Your online community for all things geeky.

The Good Lord Bird “Mister Fred”

OK, if you somehow thought this mini-series was going to be nothing but respectful to Frederick Douglass and not treat him like, oh, every other notable historic character in this story, you may have been a little naïve.

That said, casting Daveed Diggs as Douglass was a stroke of genius.

See, ol’ John Brown has ideas.  He knows there’s a bounty on his head.  JEB Stuart told him as much, that the governor of Kansas put up a few thousand dollars and President Buchanan tossed in another $250.


Brown then puts a bounty on Buchanan of all the money he has ($2.50), and it’s a good thing this is way too early to do stuff like that or Brown would be getting a call from the Secret Service, have his name put on a list, the whole shebang.  But instead, he can just howl things out like a madman and let Stuart ride off alone rather than go with the seemingly nice young cavalry officer who has a bad premonition of what will happen should Brown and Stuart cross paths again.

Historic foreshadowing much?

It doesn’t much matter.  Brown knows his army needs soldiers and opts to go see the man he calls the King of the…you know what?  I can’t write that last word.  Regardless, Onion gets to go along and meet Frederick Douglass.
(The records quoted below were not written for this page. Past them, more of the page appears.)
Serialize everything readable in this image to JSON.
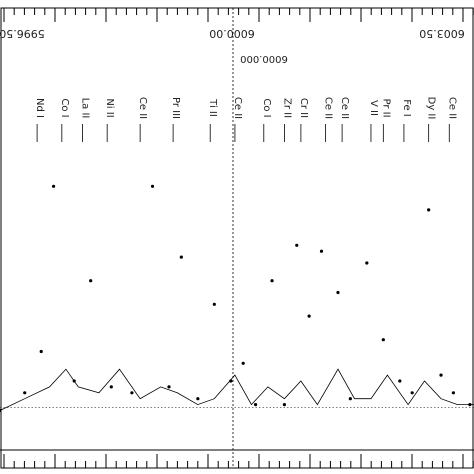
{
  "chart_data": {
    "type": "line",
    "title": "",
    "xlabel": "",
    "ylabel": "",
    "orientation": "rotated 180 degrees",
    "axis_tick_labels": [
      "5996.50",
      "6000.00",
      "6003.50"
    ],
    "center_marker_label": "6000.000",
    "line_ids": [
      {
        "label": "Nd I",
        "x": 5997.2
      },
      {
        "label": "Co I",
        "x": 5997.8
      },
      {
        "label": "La II",
        "x": 5998.3
      },
      {
        "label": "Ni II",
        "x": 5998.9
      },
      {
        "label": "Ce II",
        "x": 5999.7
      },
      {
        "label": "Pr III",
        "x": 6000.5
      },
      {
        "label": "Ti II",
        "x": 6001.4
      },
      {
        "label": "Ce II",
        "x": 6002.0
      },
      {
        "label": "Co I",
        "x": 6002.7
      },
      {
        "label": "Zr II",
        "x": 6003.2
      },
      {
        "label": "Cr II",
        "x": 6003.6
      },
      {
        "label": "Ce II",
        "x": 6004.2
      },
      {
        "label": "Ce II",
        "x": 6004.6
      },
      {
        "label": "V II",
        "x": 6005.3
      },
      {
        "label": "Pr II",
        "x": 6005.6
      },
      {
        "label": "Fe I",
        "x": 6006.1
      },
      {
        "label": "Dy II",
        "x": 6006.7
      },
      {
        "label": "Ce II",
        "x": 6007.2
      }
    ],
    "series": [
      {
        "style": "dots",
        "x": [
          5996.3,
          5996.9,
          5997.3,
          5997.6,
          5998.1,
          5998.5,
          5999.0,
          5999.5,
          6000.0,
          6000.4,
          6000.7,
          6001.1,
          6001.5,
          6001.9,
          6002.2,
          6002.5,
          6002.9,
          6003.2,
          6003.5,
          6003.8,
          6004.1,
          6004.5,
          6004.8,
          6005.2,
          6005.6,
          6006.0,
          6006.3,
          6006.7,
          6007.0,
          6007.3,
          6007.7
        ],
        "y": [
          1.0,
          0.97,
          0.9,
          0.62,
          0.95,
          0.78,
          0.96,
          0.97,
          0.62,
          0.96,
          0.74,
          0.98,
          0.82,
          0.95,
          0.92,
          0.99,
          0.78,
          0.99,
          0.72,
          0.84,
          0.73,
          0.8,
          0.98,
          0.75,
          0.88,
          0.95,
          0.97,
          0.66,
          0.94,
          0.97,
          0.99
        ]
      },
      {
        "style": "solid",
        "x": [
          5996.3,
          5996.9,
          5997.5,
          5997.9,
          5998.2,
          5998.7,
          5999.2,
          5999.7,
          6000.2,
          6000.6,
          6001.1,
          6001.5,
          6002.0,
          6002.4,
          6002.8,
          6003.2,
          6003.6,
          6004.0,
          6004.5,
          6004.9,
          6005.3,
          6005.7,
          6006.2,
          6006.6,
          6007.0,
          6007.4,
          6007.8
        ],
        "y": [
          1.0,
          0.98,
          0.96,
          0.93,
          0.96,
          0.97,
          0.93,
          0.98,
          0.96,
          0.97,
          0.99,
          0.98,
          0.94,
          0.99,
          0.96,
          0.98,
          0.95,
          0.99,
          0.93,
          0.98,
          0.98,
          0.94,
          0.99,
          0.95,
          0.98,
          0.99,
          0.99
        ]
      },
      {
        "style": "dotted",
        "x": [
          5996.3,
          6007.8
        ],
        "y": [
          0.995,
          0.995
        ]
      }
    ],
    "ylim": [
      0.55,
      1.05
    ],
    "xlim": [
      5996.3,
      6007.8
    ],
    "grid": false
  }
}
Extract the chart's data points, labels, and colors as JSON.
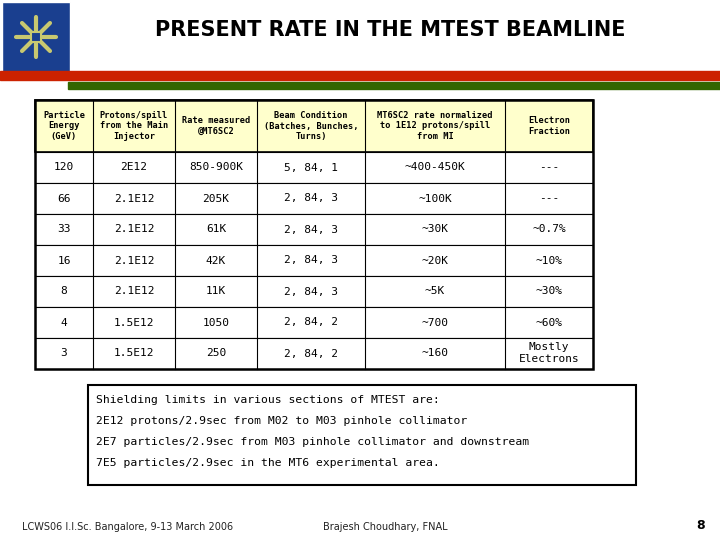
{
  "title": "PRESENT RATE IN THE MTEST BEAMLINE",
  "header": [
    "Particle\nEnergy\n(GeV)",
    "Protons/spill\nfrom the Main\nInjector",
    "Rate measured\n@MT6SC2",
    "Beam Condition\n(Batches, Bunches,\nTurns)",
    "MT6SC2 rate normalized\nto 1E12 protons/spill\nfrom MI",
    "Electron\nFraction"
  ],
  "rows": [
    [
      "120",
      "2E12",
      "850-900K",
      "5, 84, 1",
      "~400-450K",
      "---"
    ],
    [
      "66",
      "2.1E12",
      "205K",
      "2, 84, 3",
      "~100K",
      "---"
    ],
    [
      "33",
      "2.1E12",
      "61K",
      "2, 84, 3",
      "~30K",
      "~0.7%"
    ],
    [
      "16",
      "2.1E12",
      "42K",
      "2, 84, 3",
      "~20K",
      "~10%"
    ],
    [
      "8",
      "2.1E12",
      "11K",
      "2, 84, 3",
      "~5K",
      "~30%"
    ],
    [
      "4",
      "1.5E12",
      "1050",
      "2, 84, 2",
      "~700",
      "~60%"
    ],
    [
      "3",
      "1.5E12",
      "250",
      "2, 84, 2",
      "~160",
      "Mostly\nElectrons"
    ]
  ],
  "note_lines": [
    "Shielding limits in various sections of MTEST are:",
    "2E12 protons/2.9sec from M02 to M03 pinhole collimator",
    "2E7 particles/2.9sec from M03 pinhole collimator and downstream",
    "7E5 particles/2.9sec in the MT6 experimental area."
  ],
  "footer_left": "LCWS06 I.I.Sc. Bangalore, 9-13 March 2006",
  "footer_right": "Brajesh Choudhary, FNAL",
  "page_num": "8",
  "bg_color": "#ffffff",
  "header_bg": "#ffffcc",
  "table_border": "#000000",
  "title_color": "#000000",
  "bar_red": "#cc2200",
  "bar_green": "#336600",
  "logo_blue": "#1a3f8f",
  "logo_green": "#5a8a30"
}
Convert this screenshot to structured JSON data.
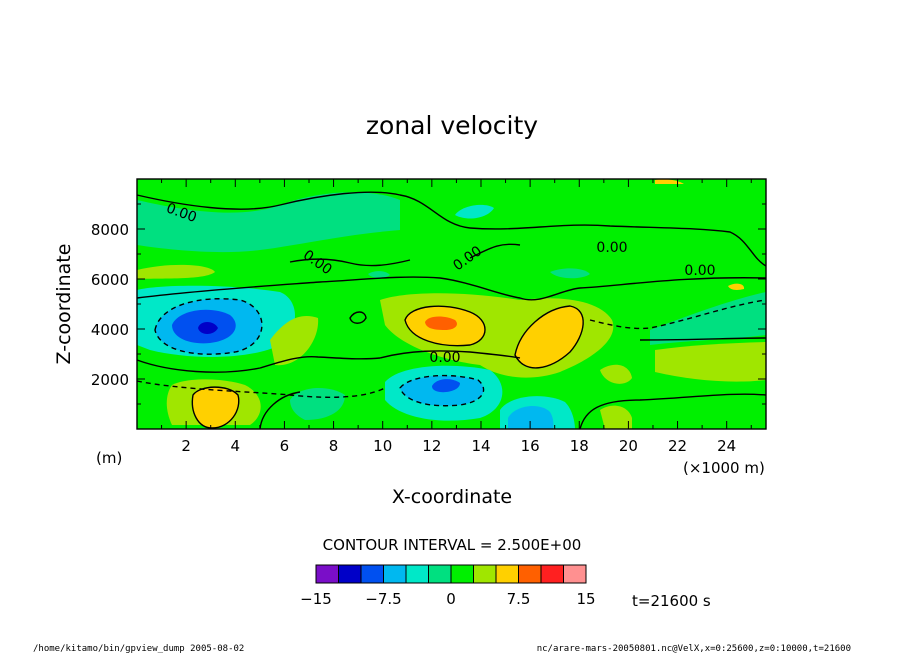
{
  "chart_data": {
    "type": "heatmap",
    "title": "zonal velocity",
    "xlabel": "X-coordinate",
    "ylabel": "Z-coordinate",
    "x_unit_label": "(×1000 m)",
    "y_unit_label": "(m)",
    "x_ticks": [
      "2",
      "4",
      "6",
      "8",
      "10",
      "12",
      "14",
      "16",
      "18",
      "20",
      "22",
      "24"
    ],
    "y_ticks": [
      "2000",
      "4000",
      "6000",
      "8000"
    ],
    "xlim": [
      0,
      25600
    ],
    "ylim": [
      0,
      10000
    ],
    "contour_interval_text": "CONTOUR INTERVAL = 2.500E+00",
    "contour_labels": [
      "0.00",
      "0.00",
      "0.00",
      "0.00",
      "0.00",
      "0.00"
    ],
    "colorbar": {
      "ticks": [
        "−15",
        "−7.5",
        "0",
        "7.5",
        "15"
      ],
      "colors": [
        "#7a0ec8",
        "#0000c8",
        "#0050f0",
        "#00b8f0",
        "#00e8c8",
        "#00e080",
        "#00f000",
        "#a0e600",
        "#ffd000",
        "#ff6000",
        "#ff2020",
        "#ff9090"
      ]
    },
    "time_label": "t=21600 s",
    "features": [
      {
        "x": 3.0,
        "z": 4000,
        "value": -12.5
      },
      {
        "x": 12.8,
        "z": 1900,
        "value": -10.0
      },
      {
        "x": 16.0,
        "z": 500,
        "value": -7.5
      },
      {
        "x": 12.5,
        "z": 4300,
        "value": 12.5
      },
      {
        "x": 16.7,
        "z": 3600,
        "value": 7.5
      },
      {
        "x": 3.2,
        "z": 1000,
        "value": 7.5
      },
      {
        "x": 23.5,
        "z": 2600,
        "value": 5.0
      }
    ]
  },
  "footer": {
    "left": "/home/kitamo/bin/gpview_dump  2005-08-02",
    "right": "nc/arare-mars-20050801.nc@VelX,x=0:25600,z=0:10000,t=21600"
  }
}
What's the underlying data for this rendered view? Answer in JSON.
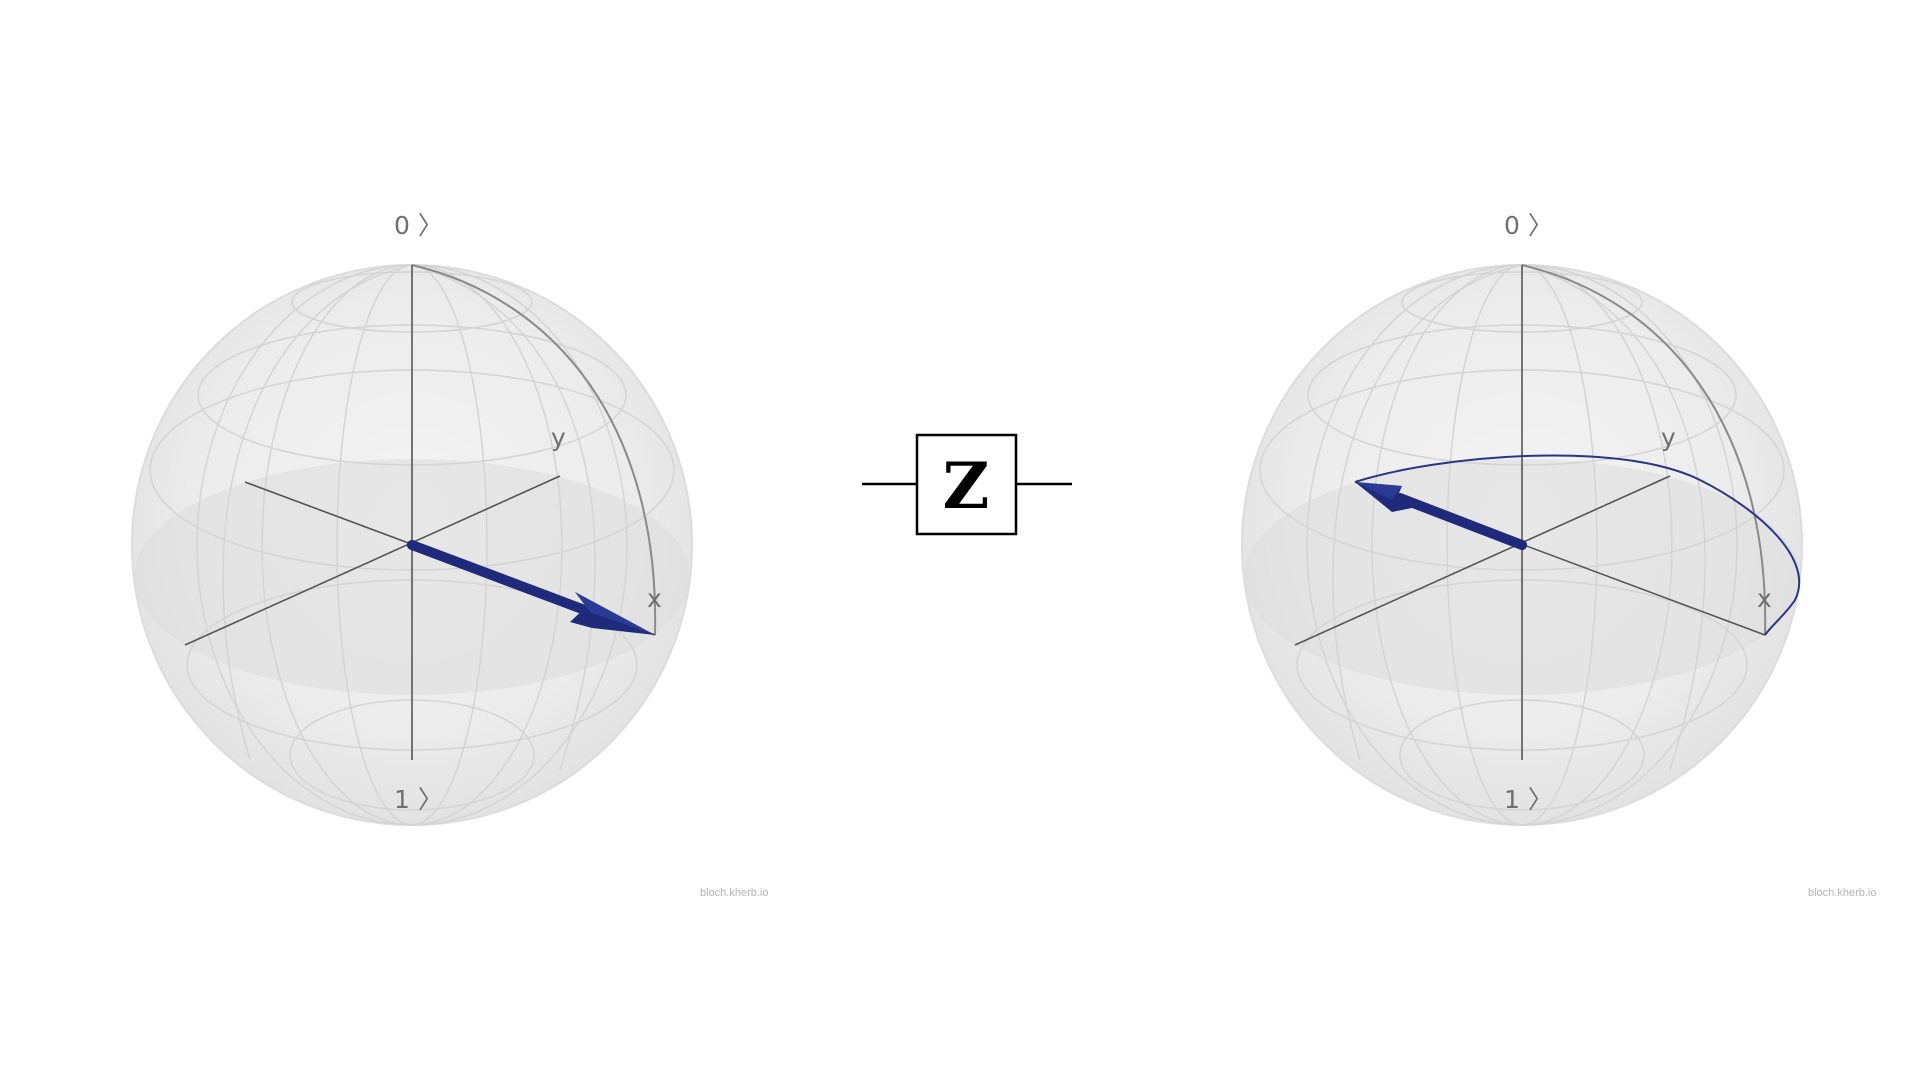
{
  "gate": {
    "label": "Z"
  },
  "bloch_before": {
    "label_zero": "0 〉",
    "label_one": "1 〉",
    "label_x": "x",
    "label_y": "y",
    "watermark": "bloch.kherb.io",
    "state_vector_color": "#1f2a7a",
    "show_path": false
  },
  "bloch_after": {
    "label_zero": "0 〉",
    "label_one": "1 〉",
    "label_x": "x",
    "label_y": "y",
    "watermark": "bloch.kherb.io",
    "state_vector_color": "#1f2a7a",
    "path_color": "#2a3585",
    "show_path": true
  }
}
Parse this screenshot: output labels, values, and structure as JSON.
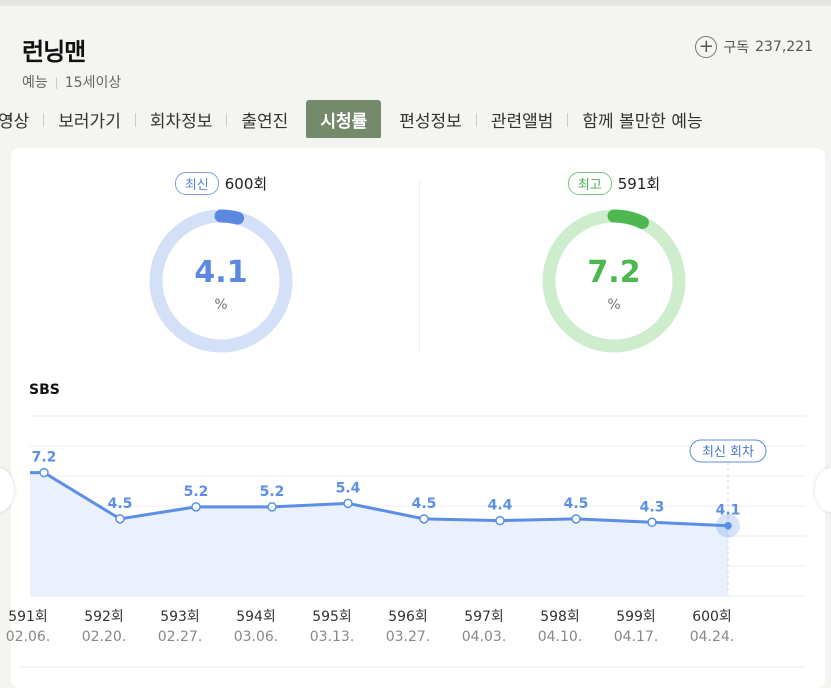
{
  "show": {
    "title": "런닝맨",
    "genre": "예능",
    "rating": "15세이상",
    "subscribe_label": "구독",
    "subscriber_count": "237,221"
  },
  "tabs": [
    {
      "label": "영상"
    },
    {
      "label": "보러가기"
    },
    {
      "label": "회차정보"
    },
    {
      "label": "출연진"
    },
    {
      "label": "시청률",
      "active": true
    },
    {
      "label": "편성정보"
    },
    {
      "label": "관련앨범"
    },
    {
      "label": "함께 볼만한 예능"
    }
  ],
  "latest": {
    "badge": "최신",
    "episode": "600회",
    "value": "4.1",
    "unit": "%",
    "ratio": 0.041,
    "color": "#5b88e0",
    "track_color": "#d3e0f8"
  },
  "best": {
    "badge": "최고",
    "episode": "591회",
    "value": "7.2",
    "unit": "%",
    "ratio": 0.072,
    "color": "#4cb84f",
    "track_color": "#cdedcc"
  },
  "channel": "SBS",
  "latest_marker": "최신 회차",
  "chart_data": {
    "type": "line",
    "title": "",
    "categories": [
      "591회",
      "592회",
      "593회",
      "594회",
      "595회",
      "596회",
      "597회",
      "598회",
      "599회",
      "600회"
    ],
    "dates": [
      "02.06.",
      "02.20.",
      "02.27.",
      "03.06.",
      "03.13.",
      "03.27.",
      "04.03.",
      "04.10.",
      "04.17.",
      "04.24."
    ],
    "series": [
      {
        "values": [
          7.2,
          4.5,
          5.2,
          5.2,
          5.4,
          4.5,
          4.4,
          4.5,
          4.3,
          4.1
        ]
      }
    ],
    "line_color": "#5b8fe6",
    "area_color": "#eaf1fd",
    "grid": true
  }
}
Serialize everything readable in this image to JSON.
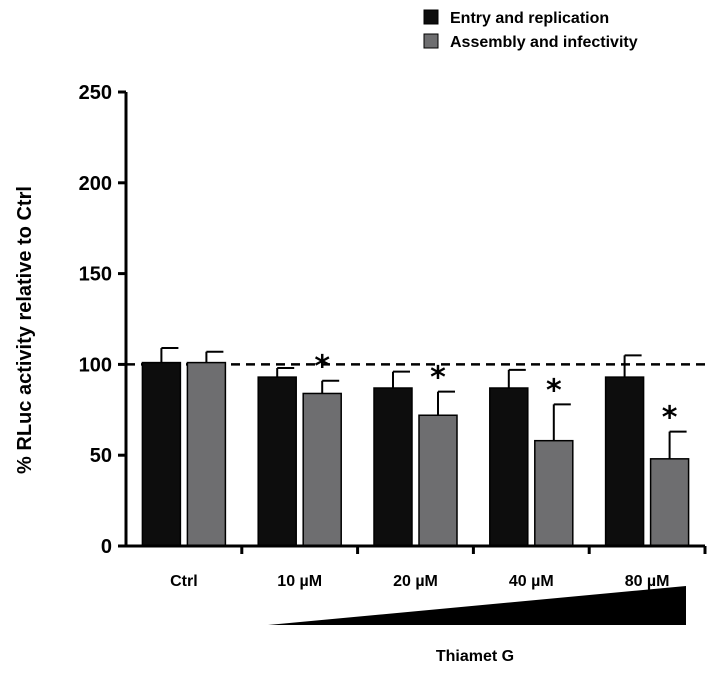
{
  "chart_data": {
    "type": "bar",
    "categories": [
      "Ctrl",
      "10 µM",
      "20 µM",
      "40 µM",
      "80 µM"
    ],
    "series": [
      {
        "name": "Entry and replication",
        "color": "#0d0d0d",
        "values": [
          101,
          93,
          87,
          87,
          93
        ],
        "errors": [
          8,
          5,
          9,
          10,
          12
        ],
        "significant": [
          false,
          false,
          false,
          false,
          false
        ]
      },
      {
        "name": "Assembly and infectivity",
        "color": "#6e6e70",
        "values": [
          101,
          84,
          72,
          58,
          48
        ],
        "errors": [
          6,
          7,
          13,
          20,
          15
        ],
        "significant": [
          false,
          true,
          true,
          true,
          true
        ]
      }
    ],
    "ylabel": "% RLuc activity relative to Ctrl",
    "xlabel": "",
    "ylim": [
      0,
      250
    ],
    "yticks": [
      0,
      50,
      100,
      150,
      200,
      250
    ],
    "reference_line": 100,
    "significance_marker": "*",
    "treatment_label": "Thiamet G",
    "legend_position": "top-right",
    "grid": false
  }
}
Douglass, fresh off giving his famous Fourth of July speech, sure is a magnetic speaker, and ol’ John Brown is welcome to stay at Douglass’s large house so long as Brown stops pulling pistols whenever the fireworks go off.  Now, the historic Frederick Douglass did have two wives.  The first one was black, and the second one was white.  He did not have them at the same time.  He married the white woman after the death of his first wife.

On this show, he’s married to both of them at the same time, they both seem aware of it with varying degrees of minding the situation, and that still doesn’t stop Douglass from plying Onion, a recovering alcoholic by now, with more booze for what was probably nefarious purposes.

Or, you know, Onion can stay with that crazy ol’ John Brown, passed out on the couch in a sitting room.

Now, Douglass and Brown do both believe in abolition, but the key thing here is, well, how do they want go about it?  Brown wants an army of African Americans to fight back with.  Douglass isn’t inclined to go that route.  He’s more a politician than a soldier, and it does appear that there will not be any agreement made between those two as a result.  Still, we see this through Onion’s eyes.  Onion, seeing a big city for the first time (Rochester, New York) may not see as much as the audience does in some respects, but he sees a hell of a lot more than Brown, Douglass, or any of the others, and that seems to be a lot of people with a lot to say fighting for a noble cause and making only questionable progress, if any.

That feels like a metaphor of some kind, now that I think about it.

But as much as I found this Douglass a fascinating character in his own right, this is still Onion telling the story of ol’ John Brown.  And there ain’t much that will distract away from ol’ John Brown.